她听到他呼吸一瞬变得紊乱,脸颊绯红,不明白这和养狗有什么关系。
她喜欢小动物,却没有养过,猫咖和狗咖倒是偶尔会陪着庄晗景去。
“一句话里鸩酒和甜枣并存,我看你挺懂如何训狗的。”谢辞序眸色黯下,意犹未尽地再度吻上去,他都快被她气得口不择言了,忍不住想,刚才就不该对她温柔怜惜。
反正她也不喜欢柔情蜜意的。
岑稚许颤着身子攀上他的腰腹,明知她已经到顶,他仍旧不知疲倦地往里探。早知道他不是那种会听她喊停的性子,她也没抱多大希望,可惜她浑身的支点都由他掌控着,根本没办法借力踹他。

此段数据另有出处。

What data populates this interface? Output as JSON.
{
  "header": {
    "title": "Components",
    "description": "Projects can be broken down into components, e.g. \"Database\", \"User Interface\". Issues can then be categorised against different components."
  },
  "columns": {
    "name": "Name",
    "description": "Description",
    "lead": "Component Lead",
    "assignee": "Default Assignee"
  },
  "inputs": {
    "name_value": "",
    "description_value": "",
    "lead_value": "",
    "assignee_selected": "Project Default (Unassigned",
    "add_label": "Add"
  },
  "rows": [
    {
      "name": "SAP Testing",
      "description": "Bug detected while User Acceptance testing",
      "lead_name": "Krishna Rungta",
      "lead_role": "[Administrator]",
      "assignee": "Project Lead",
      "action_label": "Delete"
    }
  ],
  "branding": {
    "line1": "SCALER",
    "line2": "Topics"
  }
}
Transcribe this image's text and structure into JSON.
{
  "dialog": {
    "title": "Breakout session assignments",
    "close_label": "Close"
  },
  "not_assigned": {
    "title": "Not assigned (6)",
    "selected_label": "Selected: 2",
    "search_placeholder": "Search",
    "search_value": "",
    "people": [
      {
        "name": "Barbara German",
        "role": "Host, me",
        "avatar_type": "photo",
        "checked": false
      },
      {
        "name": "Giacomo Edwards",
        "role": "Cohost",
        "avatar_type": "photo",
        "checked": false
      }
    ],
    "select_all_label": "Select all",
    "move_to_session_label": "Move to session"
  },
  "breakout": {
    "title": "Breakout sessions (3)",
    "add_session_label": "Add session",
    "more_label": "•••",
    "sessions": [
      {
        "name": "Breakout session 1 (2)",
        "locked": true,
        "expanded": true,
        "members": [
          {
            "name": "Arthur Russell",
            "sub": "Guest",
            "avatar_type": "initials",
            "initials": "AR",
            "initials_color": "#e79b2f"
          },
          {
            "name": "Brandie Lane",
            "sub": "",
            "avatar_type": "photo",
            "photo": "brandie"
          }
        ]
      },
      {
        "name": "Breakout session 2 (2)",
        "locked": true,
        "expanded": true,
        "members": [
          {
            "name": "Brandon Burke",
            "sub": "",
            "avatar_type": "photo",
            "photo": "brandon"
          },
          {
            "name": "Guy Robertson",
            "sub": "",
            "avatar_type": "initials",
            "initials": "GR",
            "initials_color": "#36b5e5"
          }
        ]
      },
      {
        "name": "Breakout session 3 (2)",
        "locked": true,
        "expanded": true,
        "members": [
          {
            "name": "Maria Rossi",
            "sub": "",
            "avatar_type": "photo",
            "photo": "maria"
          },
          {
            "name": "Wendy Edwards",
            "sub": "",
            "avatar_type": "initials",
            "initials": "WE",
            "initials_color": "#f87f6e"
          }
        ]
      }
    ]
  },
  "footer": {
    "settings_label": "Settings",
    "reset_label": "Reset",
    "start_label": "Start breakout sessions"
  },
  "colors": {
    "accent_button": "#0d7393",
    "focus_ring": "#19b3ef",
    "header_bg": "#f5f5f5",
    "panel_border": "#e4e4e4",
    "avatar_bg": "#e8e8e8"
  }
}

就连咬他也无济于事,血痕沿着皮肤窜上来,没一会就变成乌紫的印记。
“出去!”她忍无可忍,险些在这极致中失去语言组织能力。
“谢辞序!”
“谢辞序,你给我滚出去。”
“可是我还没进去。”谢辞序灼热的目光紧锁着她,流畅锋棱的下颔线条逆着光,微磁的声线让人酥了半边身子。
曲解她的话就算了,连字句都咬住不放。他当然没进去,此刻正嚣张跋扈地撑起一道暗影,在她曲起的小腿腹上留下不容忽视的温度。
她的眼皮蓦地跳了一下,目光被那晃动的碎光吸引,既然他使坏,就别怪她更过分。岑稚许咬着牙,忍住颤栗过后的余韵,将他垂挂在西裤裤缝的链条取下来,在他低沉闷哼声中,飞速解开纽扣,勾着指尖将那冷灰色的布料往下拽。
虽说之前已经看过,但直视那赤红狰狞缠绕的筋脉时,还是不免为此而感到震撼。